我遇到错误 无法推断出通用参数“ T”
我创建了一个方法,当我尝试调用该方法时遇到该错误。我在下面添加了这两种方法。
func requestNew<T> ( _ request: URLRequest, completion: @escaping( Result< T , NetworkError>) -> Void ) where T : Decodable {
URLCache.shared.removeAllCachedResponses()
print("URL \((request.url as AnyObject).absoluteString ?? "nil")")

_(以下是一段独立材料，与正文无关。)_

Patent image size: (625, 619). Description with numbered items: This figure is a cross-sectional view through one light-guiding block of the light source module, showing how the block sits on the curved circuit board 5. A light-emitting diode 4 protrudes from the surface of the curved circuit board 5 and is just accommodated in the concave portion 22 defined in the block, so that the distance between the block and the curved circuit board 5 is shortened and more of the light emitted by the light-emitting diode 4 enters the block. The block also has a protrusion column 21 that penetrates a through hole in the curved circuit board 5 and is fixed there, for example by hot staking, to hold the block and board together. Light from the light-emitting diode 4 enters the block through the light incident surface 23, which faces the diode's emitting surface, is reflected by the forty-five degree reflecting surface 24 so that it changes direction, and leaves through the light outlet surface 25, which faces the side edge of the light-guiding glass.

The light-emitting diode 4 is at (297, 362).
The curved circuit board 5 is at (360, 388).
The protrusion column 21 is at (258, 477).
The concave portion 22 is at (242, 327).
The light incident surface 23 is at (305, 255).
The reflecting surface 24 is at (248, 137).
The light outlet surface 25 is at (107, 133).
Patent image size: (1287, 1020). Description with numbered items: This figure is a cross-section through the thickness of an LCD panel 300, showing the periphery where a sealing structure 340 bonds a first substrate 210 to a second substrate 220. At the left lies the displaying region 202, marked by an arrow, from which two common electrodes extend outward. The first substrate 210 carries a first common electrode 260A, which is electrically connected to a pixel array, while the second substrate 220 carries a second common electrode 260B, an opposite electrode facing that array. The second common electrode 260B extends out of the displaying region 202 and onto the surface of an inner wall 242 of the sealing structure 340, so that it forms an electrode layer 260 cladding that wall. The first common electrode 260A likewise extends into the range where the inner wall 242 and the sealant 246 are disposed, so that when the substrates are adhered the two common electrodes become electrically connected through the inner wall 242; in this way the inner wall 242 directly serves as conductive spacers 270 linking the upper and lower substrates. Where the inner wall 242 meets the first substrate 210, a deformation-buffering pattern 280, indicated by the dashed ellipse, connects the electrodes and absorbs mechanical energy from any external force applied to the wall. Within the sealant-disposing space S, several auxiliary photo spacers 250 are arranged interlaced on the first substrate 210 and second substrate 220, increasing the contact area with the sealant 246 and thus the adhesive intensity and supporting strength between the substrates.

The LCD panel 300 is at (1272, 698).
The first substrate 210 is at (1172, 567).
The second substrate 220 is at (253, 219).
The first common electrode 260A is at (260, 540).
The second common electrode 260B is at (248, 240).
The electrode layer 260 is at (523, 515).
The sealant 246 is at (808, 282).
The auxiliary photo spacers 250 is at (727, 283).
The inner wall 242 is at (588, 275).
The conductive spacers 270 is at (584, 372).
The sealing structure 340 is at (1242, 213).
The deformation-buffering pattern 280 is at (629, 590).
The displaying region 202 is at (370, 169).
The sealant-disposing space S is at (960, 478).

//use the currentrequest for cancel or resume alamofire request
currentAlamofireRequest = self.sessionManager.request(request).responseJSON { response in
//validate(statusCode: 200..<300)
if response.error != nil {
var networkError : NetworkError = NetworkError()
networkError.statusCode = response.response?.statusCode
if response.response?.statusCode == nil{
let error = (response.error! as NSError)
networkError.statusCode = error.code
}
//Save check to get the internet connection is on or not
if self.reachabilityManager?.isReachable == false {
networkError.statusCode = Int(CFNetworkErrors.cfurlErrorNotConnectedToInternet.rawValue)
}
completion(.failure(networkError))
}else{
print("response --- > ",String(data: response.data!, encoding: .utf8) ?? "No Data found")
if let responseObject = try? JSONDecoder().decode(T.self, from: response.data!) {
completion(.success(responseObject.self))
}else {
}
}
}
}
![![ ]](https://i.stack.imgur.com/SOeeE.png){kind=link}
func getVersion1(complete :@escaping (Response<Version>) -> Void, failure:@escaping onFailure) {
self.network.requestNew(self.httpRequest) { (result) in
print("hello")
}
答案 0 :(得分:2)
当Swift无法推断出通用参数时,尽管它接受方法的通用声明,但是您可以通过传递 type固定参数来指定类型。
尝试一下:
func getVersion1(complete :@escaping (Response<Version>) -> Void, failure:@escaping onFailure) {
self.network.requestNew(self.httpRequest) { (result: Result<Version, NetworkError>) in
print("hello")
}
}
如果Result<Version, NetworkError>不是请求中期望的类型,则可能需要将Result<SomeDecodableType, NetworkError>更改为Version。